J'ai alors ri, non pas parce que quoi que ce soit était drôle, mais parce que je pensais vraiment que j'allais perdre la tête sinon.
« Tu as détourné les fonds. » Les larmes ont brouillé ma vue. « Cinq ans, Ethan. Cinq années de plus d'essais cliniques, cinq années de plus de traitement. »
« Et peut-être que rien n'aurait changé. » Je détestais son indifférence et son refus de reconnaître sa faute.
« Mais peut-être que quelque chose aurait changé ! » Le cri m'a arraché la gorge et, cette fois, la douleur à la poitrine était si intense que j'ai cru m'effondrer à nouveau.
« Tu n'as même pas essayé », ai-je murmuré. L'expression d'Ethan a alors légèrement changé, non pas en culpabilité, mais en frustration.
« Tu dois arrêter de te bercer d'illusions sur la guérison de Daniel », a-t-il hurlé au visage. « Il est mort maintenant. Laisse tomber. »
Une illusion. Ce n'était rien d'autre. La souffrance de mon fils était devenue une illusion pour lui.
J'ai reculé lentement, fixant l'homme que j'avais jadis aimé au point d'abandonner toute ma carrière.
« Tu n'y crois vraiment pas ? », ai-je murmuré.
« Non. » Il s'est frotté la mâchoire avec impatience. « Elena… »
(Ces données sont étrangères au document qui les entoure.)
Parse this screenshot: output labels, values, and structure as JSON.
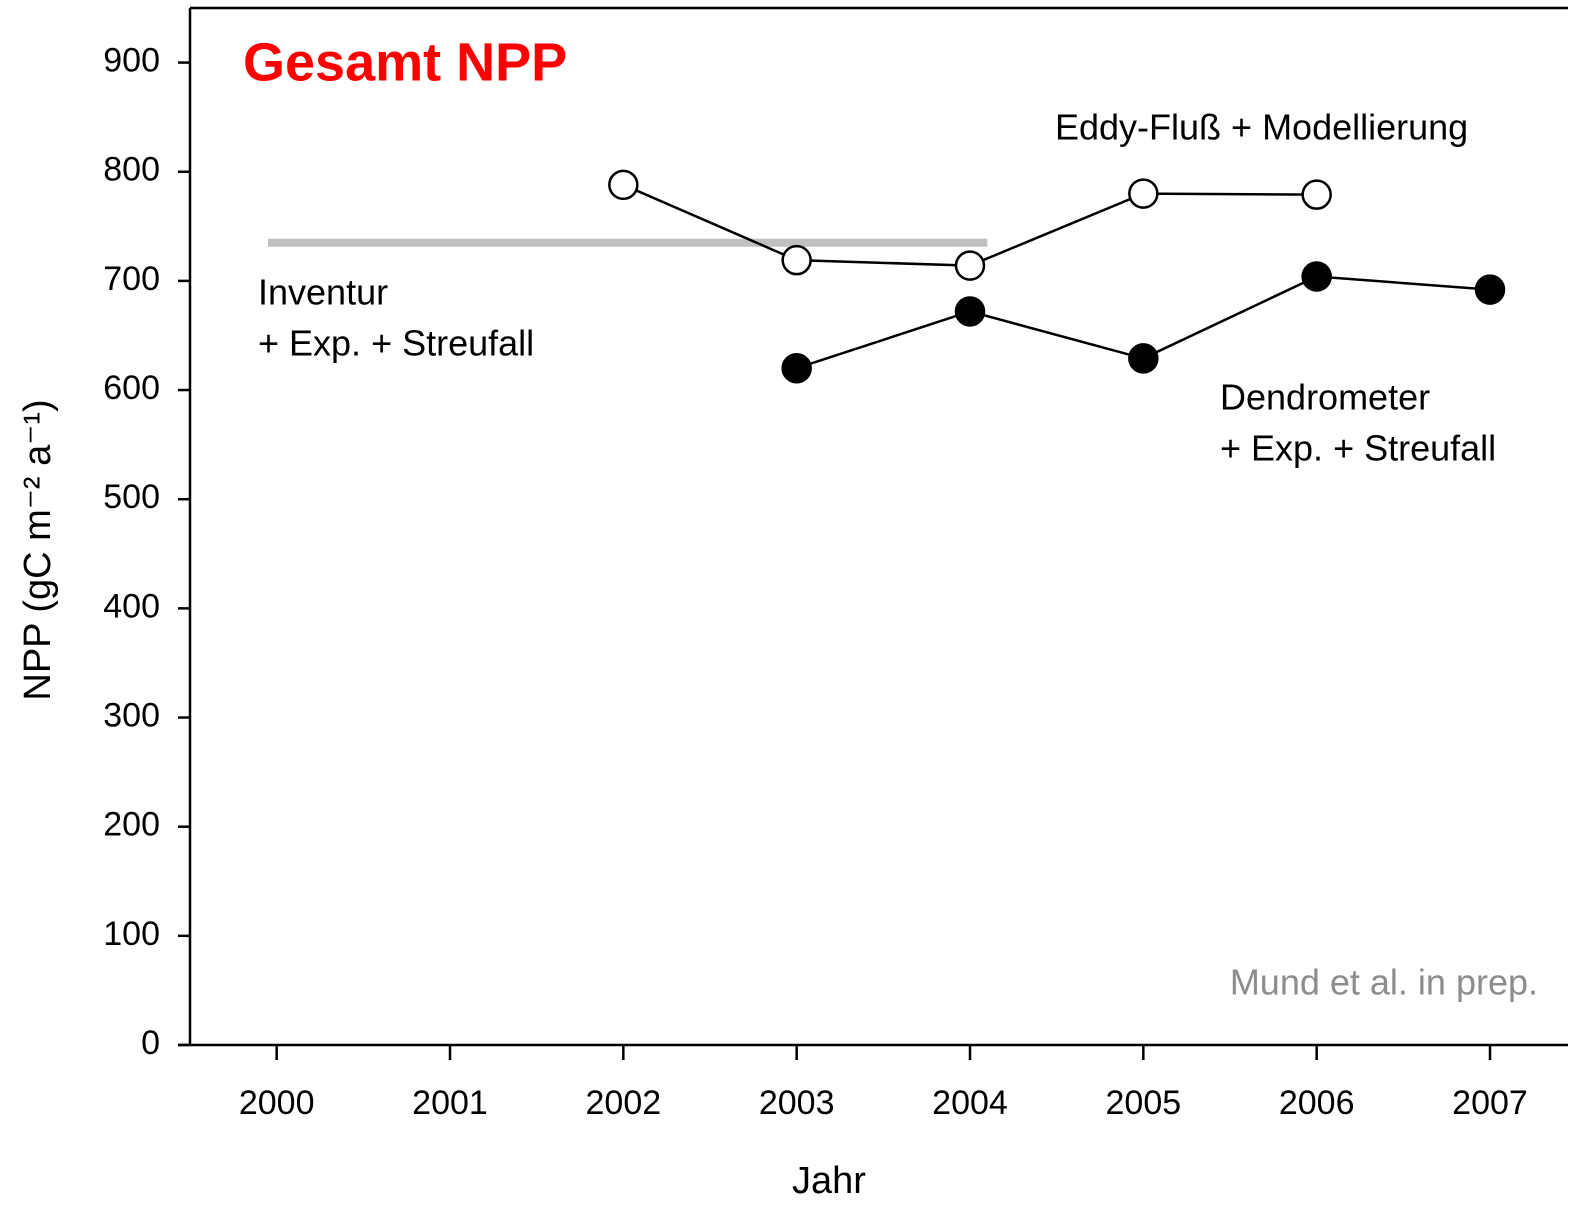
{
  "chart_data": {
    "type": "line",
    "title": "Gesamt NPP",
    "title_color": "#ff0000",
    "xlabel": "Jahr",
    "ylabel": "NPP (gC m⁻² a⁻¹)",
    "xlim": [
      1999.5,
      2007.45
    ],
    "ylim": [
      0,
      950
    ],
    "xticks": [
      2000,
      2001,
      2002,
      2003,
      2004,
      2005,
      2006,
      2007
    ],
    "yticks": [
      0,
      100,
      200,
      300,
      400,
      500,
      600,
      700,
      800,
      900
    ],
    "grid": false,
    "series": [
      {
        "name": [
          "Inventur",
          "+ Exp. + Streufall"
        ],
        "color": "#c0c0c0",
        "marker": "none",
        "x": [
          1999.95,
          2004.1
        ],
        "values": [
          735,
          735
        ]
      },
      {
        "name": [
          "Eddy-Fluß + Modellierung"
        ],
        "color": "#000000",
        "marker": "open",
        "x": [
          2002,
          2003,
          2004,
          2005,
          2006
        ],
        "values": [
          788,
          719,
          714,
          780,
          779
        ]
      },
      {
        "name": [
          "Dendrometer",
          "+ Exp. + Streufall"
        ],
        "color": "#000000",
        "marker": "filled",
        "x": [
          2003,
          2004,
          2005,
          2006,
          2007
        ],
        "values": [
          620,
          672,
          629,
          704,
          692
        ]
      }
    ],
    "annotations": [
      "Mund et al. in prep."
    ],
    "annotation_color": "#8c8c8c"
  }
}
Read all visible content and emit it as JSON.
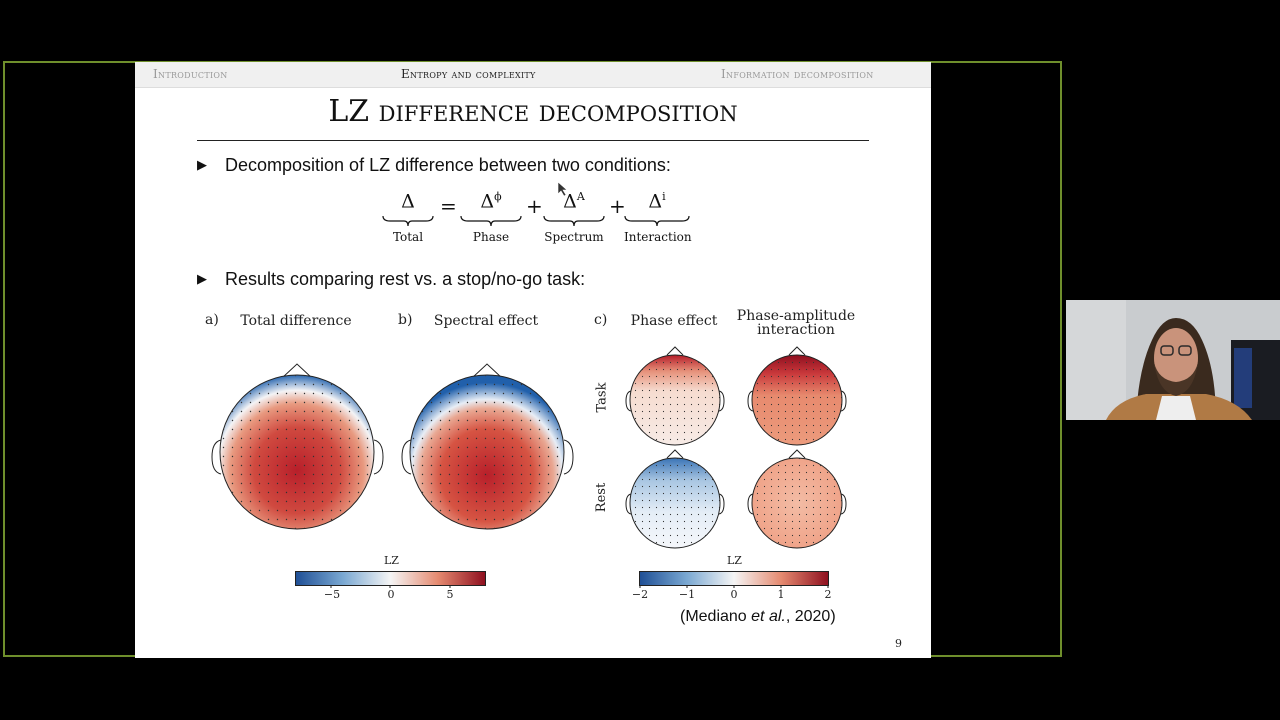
{
  "nav": {
    "left": "Introduction",
    "center": "Entropy and complexity",
    "right": "Information decomposition"
  },
  "slide": {
    "title": "LZ difference decomposition",
    "bullet1": "Decomposition of LZ difference between two conditions:",
    "bullet2": "Results comparing rest vs. a stop/no-go task:",
    "page_number": "9",
    "citation_pre": "(Mediano ",
    "citation_em": "et al.",
    "citation_post": ", 2020)"
  },
  "equation": {
    "symbol": "Δ",
    "terms": [
      {
        "sup": "",
        "label": "Total"
      },
      {
        "sup": "ϕ",
        "label": "Phase"
      },
      {
        "sup": "A",
        "label": "Spectrum"
      },
      {
        "sup": "i",
        "label": "Interaction"
      }
    ],
    "equals": "=",
    "plus": "+"
  },
  "panels": {
    "a_label": "a)",
    "a_title": "Total difference",
    "b_label": "b)",
    "b_title": "Spectral effect",
    "c_label": "c)",
    "c_title1": "Phase effect",
    "c_title2_line1": "Phase-amplitude",
    "c_title2_line2": "interaction",
    "row_task": "Task",
    "row_rest": "Rest"
  },
  "colorbars": [
    {
      "title": "LZ",
      "ticks": [
        "−5",
        "0",
        "5"
      ]
    },
    {
      "title": "LZ",
      "ticks": [
        "−2",
        "−1",
        "0",
        "1",
        "2"
      ]
    }
  ],
  "colors": {
    "frame": "#6f8f2c",
    "blue": "#1f5fa8",
    "red": "#b2182b"
  }
}
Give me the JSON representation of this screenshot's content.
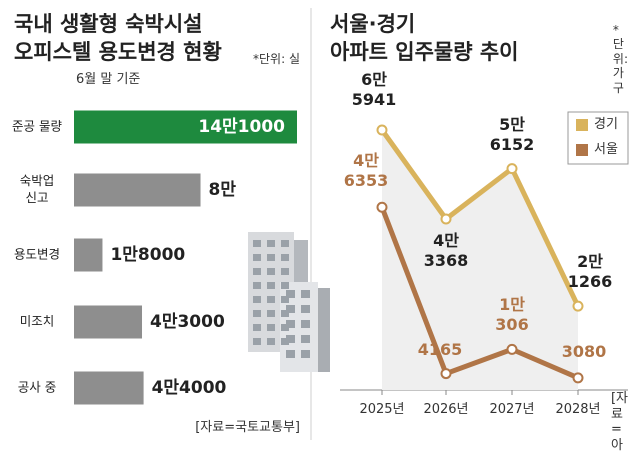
{
  "chart_data": [
    {
      "type": "bar",
      "title": "국내 생활형 숙박시설\n오피스텔 용도변경 현황",
      "unit_note": "*단위: 실",
      "subtitle": "6월 말 기준",
      "source": "[자료=국토교통부]",
      "categories": [
        "준공 물량",
        "숙박업\n신고",
        "용도변경",
        "미조치",
        "공사 중"
      ],
      "values": [
        141000,
        80000,
        18000,
        43000,
        44000
      ],
      "value_labels": [
        "14만1000",
        "8만",
        "1만8000",
        "4만3000",
        "4만4000"
      ],
      "colors": [
        "#1e8a3e",
        "#8e8e8e",
        "#8e8e8e",
        "#8e8e8e",
        "#8e8e8e"
      ]
    },
    {
      "type": "line",
      "title": "서울·경기\n아파트 입주물량 추이",
      "unit_note": "*단위: 가구",
      "source": "[자료=아실]",
      "x": [
        "2025년",
        "2026년",
        "2027년",
        "2028년"
      ],
      "legend": "upper right",
      "series": [
        {
          "name": "경기",
          "color": "#d9b35c",
          "values": [
            65941,
            43368,
            56152,
            21266
          ],
          "value_labels": [
            "6만\n5941",
            "4만\n3368",
            "5만\n6152",
            "2만\n1266"
          ]
        },
        {
          "name": "서울",
          "color": "#b07547",
          "values": [
            46353,
            4165,
            10306,
            3080
          ],
          "value_labels": [
            "4만\n6353",
            "4165",
            "1만\n306",
            "3080"
          ]
        }
      ]
    }
  ]
}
« Tu crois vraiment que j'ai tout imaginé ? »
« Je pense que le chagrin t'a rendu irrationnel. »
Cette phrase acheva ce qui me restait. Je le regardai et compris soudain quelque chose d'effroyable.
Ethan n'avait pas pleuré car il ne croyait pas vraiment à la mort de Daniel, pas complètement. Il était à peine présent aux funérailles.
Pour lui, Daniel avait toujours été une réaction excessive, un problème exagéré par les médecins et une épouse émotive.
Même les funérailles n'étaient qu'une mise en scène, une obligation sociale, un événement auquel assistaient les hommes respectables.
« Tu sais ce qui est le pire ? » demandai-je doucement.
Il ne répondit rien, alors je continuai.
« J'ai passé des années à penser que j'avais échoué avec Daniel. » Ma voix tremblait violemment. « Je pensais que je n'étais pas assez intelligente, assez rapide, et même assez forte. »
Je secouai lentement la tête. « Mais c'était toi. »
« Je te préviens. » Un regard froid passa alors dans les yeux d'Ethan. « Fais attention, Elena. »
La menace dans sa voix planait lourdement, et pour la première fois depuis notre mariage, je n'avais plus peur de lui. Je me sentais épuisée et vide.
J'en avais assez.
« Tu as choisi où investir », dis-je doucement, tandis que ses sourcils se fronçaient légèrement.
« J'espère », poursuivis-je, « qu'un jour tu comprendras exactement ce que cela a coûté. »
Puis je quittai la salle à manger, m'éloignant de lui et du son de sa voix qui m'appelait.
Ce soir-là, j'étais assise seule dans la chambre de Daniel.
La maison était silencieuse, hormis le léger bourdonnement de la ville par les fenêtres.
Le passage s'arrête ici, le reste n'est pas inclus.